PostgreSQL hides the index better, but it is not difficult to find either:
=> SELECT indexrelid::regclass FROM pg_index WHERE indrelid = ( SELECT oid FROM pg_class WHERE relname = 'pg_toast_33953' );
indexrelid ------------------------------- pg_toast.pg_toast_33953_index (1 row)
=> \d pg_toast.pg_toast_33953_index
Unlogged index "pg_toast.pg_toast_33953_index" Column | Type | Key? | Definition -----------+---------+------+------------ chunk_id | oid | yes | chunk_id chunk_seq | integer | yes | chunk_seq primary key, btree, for table "pg_toast.pg_toast_33953"

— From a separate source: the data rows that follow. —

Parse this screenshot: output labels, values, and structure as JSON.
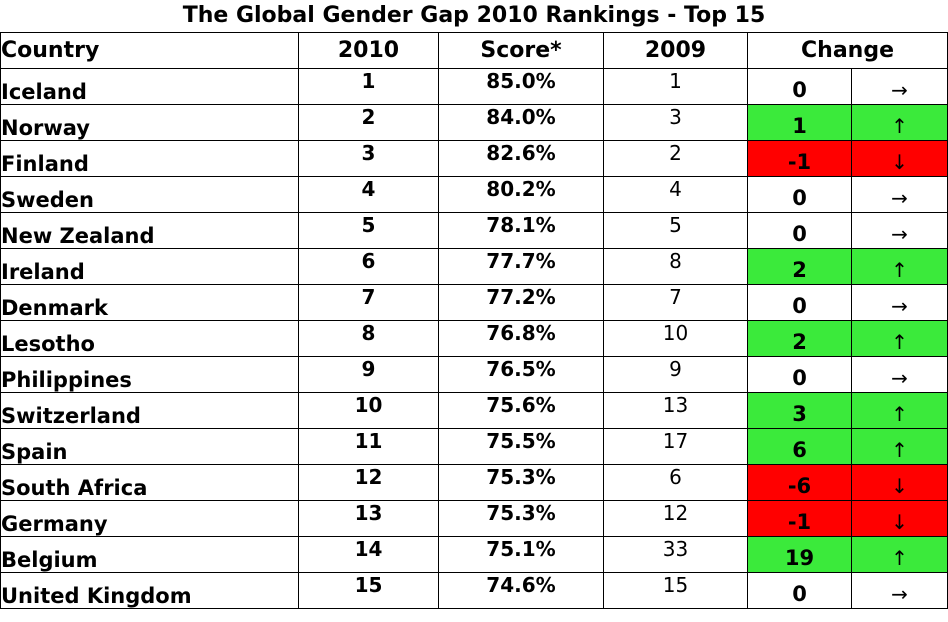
{
  "title": "The Global Gender Gap 2010 Rankings - Top 15",
  "colors": {
    "up": "#3bea3b",
    "down": "#ff0000",
    "same": "#ffffff"
  },
  "chart_data": {
    "type": "table",
    "title": "The Global Gender Gap 2010 Rankings - Top 15",
    "columns": [
      "Country",
      "2010",
      "Score*",
      "2009",
      "Change"
    ],
    "rows": [
      {
        "country": "Iceland",
        "rank2010": "1",
        "score": "85.0%",
        "rank2009": "1",
        "change": "0",
        "direction": "same",
        "arrow": "→"
      },
      {
        "country": "Norway",
        "rank2010": "2",
        "score": "84.0%",
        "rank2009": "3",
        "change": "1",
        "direction": "up",
        "arrow": "↑"
      },
      {
        "country": "Finland",
        "rank2010": "3",
        "score": "82.6%",
        "rank2009": "2",
        "change": "-1",
        "direction": "down",
        "arrow": "↓"
      },
      {
        "country": "Sweden",
        "rank2010": "4",
        "score": "80.2%",
        "rank2009": "4",
        "change": "0",
        "direction": "same",
        "arrow": "→"
      },
      {
        "country": "New Zealand",
        "rank2010": "5",
        "score": "78.1%",
        "rank2009": "5",
        "change": "0",
        "direction": "same",
        "arrow": "→"
      },
      {
        "country": "Ireland",
        "rank2010": "6",
        "score": "77.7%",
        "rank2009": "8",
        "change": "2",
        "direction": "up",
        "arrow": "↑"
      },
      {
        "country": "Denmark",
        "rank2010": "7",
        "score": "77.2%",
        "rank2009": "7",
        "change": "0",
        "direction": "same",
        "arrow": "→"
      },
      {
        "country": "Lesotho",
        "rank2010": "8",
        "score": "76.8%",
        "rank2009": "10",
        "change": "2",
        "direction": "up",
        "arrow": "↑"
      },
      {
        "country": "Philippines",
        "rank2010": "9",
        "score": "76.5%",
        "rank2009": "9",
        "change": "0",
        "direction": "same",
        "arrow": "→"
      },
      {
        "country": "Switzerland",
        "rank2010": "10",
        "score": "75.6%",
        "rank2009": "13",
        "change": "3",
        "direction": "up",
        "arrow": "↑"
      },
      {
        "country": "Spain",
        "rank2010": "11",
        "score": "75.5%",
        "rank2009": "17",
        "change": "6",
        "direction": "up",
        "arrow": "↑"
      },
      {
        "country": "South Africa",
        "rank2010": "12",
        "score": "75.3%",
        "rank2009": "6",
        "change": "-6",
        "direction": "down",
        "arrow": "↓"
      },
      {
        "country": "Germany",
        "rank2010": "13",
        "score": "75.3%",
        "rank2009": "12",
        "change": "-1",
        "direction": "down",
        "arrow": "↓"
      },
      {
        "country": "Belgium",
        "rank2010": "14",
        "score": "75.1%",
        "rank2009": "33",
        "change": "19",
        "direction": "up",
        "arrow": "↑"
      },
      {
        "country": "United Kingdom",
        "rank2010": "15",
        "score": "74.6%",
        "rank2009": "15",
        "change": "0",
        "direction": "same",
        "arrow": "→"
      }
    ]
  }
}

The "client" column uses the "extended" strategy: its values will be compressed. Let's check:
=> UPDATE accounts SET client = repeat('A',3000) WHERE id = 1; => SELECT * FROM pg_toast.pg_toast_33953;
chunk_id | chunk_seq | chunk_data ----------+-----------+------------ (0 rows)
There is nothing in the TOAST table: repeating characters are compressed fine and after compression the value fits a usual table page.
And now let the client name consist of random characters:
=> UPDATE accounts SET client = ( SELECT string_agg( chr(trunc(65+random()*26)::integer), '') FROM generate_series(1,3000) ) WHERE id = 1 RETURNING left(client,10) || '...' || right(client,10);
?column? ------------------------- TCKGKZZSLI...RHQIOLWRRX (1 row)
Such a sequence cannot be compressed, and it gets into the TOAST table:
=> SELECT chunk_id, chunk_seq, length(chunk_data), left(encode(chunk_data,'escape')::text, 10) || '...' || right(encode(chunk_data,'escape')::text, 10) FROM pg_toast.pg_toast_33953;
chunk_id | chunk_seq | length | ?column? ----------+-----------+--------+------------------------- 34000 | 0 | 2000 | TCKGKZZSLI...ZIPFLOXDIW 34000 | 1 | 1000 | DDXNNBQQYH...RHQIOLWRRX (2 rows)
We can see that the data are broken up into 2000-byte chunks.
When a long value is accessed, PostgreSQL automatically and transparently for the application restores the original value and returns it to the client.
Certainly, it is pretty resource-intensive to compress and break up and then to restore. Therefore, to store massive data in PostgreSQL is not the best idea, especially if they are frequently used and the usage does not require transactional logic (for example: scans of original accounting documents). A more beneficial alternative is to store such data on a file system with the filenames stored in the DBMS.
The TOAST table is only used to access a long value. Besides, its own mutiversion concurrency is supported for a TOAST table: unless a data update touches a long value, a new row version will reference the same value in the TOAST table, and this saves space.
Note that TOAST only works for tables, but not for indexes. This imposes a limitation on the size of keys to be indexed.
For more details of the internal data structure, you can read the documentation.